Après plusieurs mois de tension et d'activité intense, notre corps se rappelle à nous de différentes façons.

Signes trompeurs.
Un mal de dos ou un problème de peau peuvent être liés à une situation ponctuelle de stress.

Attention danger !
Eczéma, psoriasis, lumbago, vertiges, etc., ces symptômes sont révélateurs si vous n'aviez encore jamais été sujets à de telles pathologies.
«Je vois des individus solides jusqu'ici développer des infections respiratoires à répétition. Cela signifie que leur système immunitaire est en train de craquer», explique le Dr Patrick Mesters. Consultez. Votre médecin vous dira si votre pathologie est liée ou non à un épuisement professionnel.

«Lors d'un burn-out, vous n'êtes pas forcément triste ou déprimé.
Vous êtes surtout effaré par ce qui vous tombe dessus. On me dit souvent:
«Je suis si fatigué que je ne me reconnais plus.»»

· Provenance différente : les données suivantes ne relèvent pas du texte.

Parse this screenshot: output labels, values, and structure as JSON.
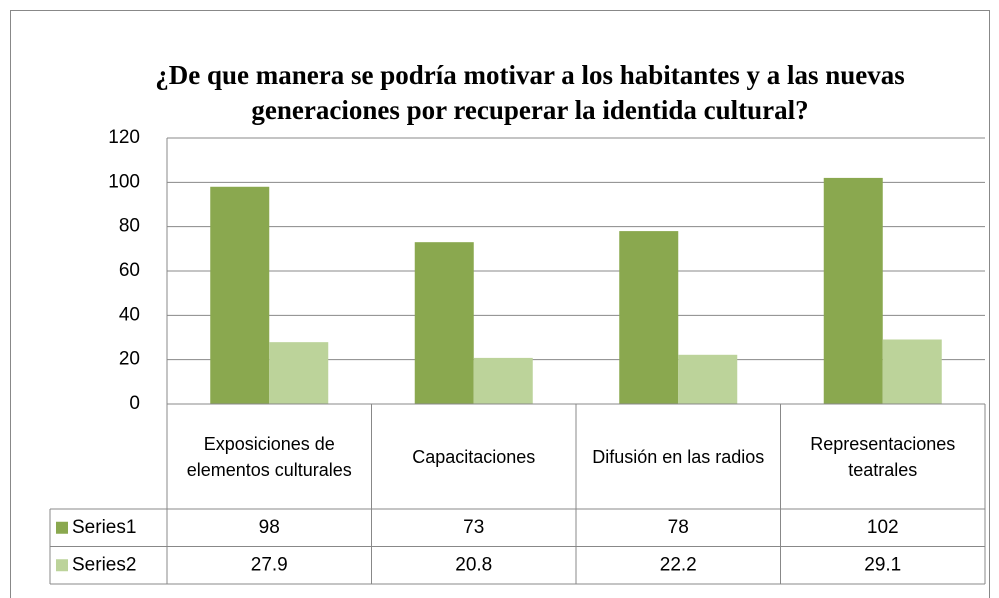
{
  "chart_data": {
    "type": "bar",
    "title": "¿De que manera se podría motivar a los habitantes y a las nuevas generaciones por recuperar la identida cultural?",
    "categories": [
      "Exposiciones de elementos culturales",
      "Capacitaciones",
      "Difusión en las radios",
      "Representaciones teatrales"
    ],
    "series": [
      {
        "name": "Series1",
        "color": "#8aa84f",
        "values": [
          98,
          73,
          78,
          102
        ]
      },
      {
        "name": "Series2",
        "color": "#bcd39a",
        "values": [
          27.9,
          20.8,
          22.2,
          29.1
        ]
      }
    ],
    "ylim": [
      0,
      120
    ],
    "yticks": [
      0,
      20,
      40,
      60,
      80,
      100,
      120
    ],
    "grid": true,
    "data_table": true
  }
}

Ce qui mine les patrons de PME : le déficit de sommeil et la solitude du chef

Les patrons d'entreprises indépendantes présentent des signes
bien spécifiques d'épuisement, d'après Olivier Torres, président d'Amarok, observatoire de la santé des dirigeants de PME, commerçants et artisans.
Contrairement aux cadres, ces patrons tombent rarement dans l'autodévalorisation.
La fonction de dirigeant agirait comme un antidote à une mauvaise estime de soi.
«En revanche, ils ressentent une profonde déception à l'égard de leurs salariés qu'ils ne trouvent jamais assez engagés dans l'entreprise», assure le chercheur.
La gestion de multiples tracas en solo finit aussi par les user psychologiquement.
« Au bout de dix ou vingt ans de stress quotidien, ils en ont ras le bol.»
D'autant qu'ils ont tendance à limiter volontairement leur temps de sommeil: en un an, ils dorment en moyenne deux cents heures de moins que leur salariés.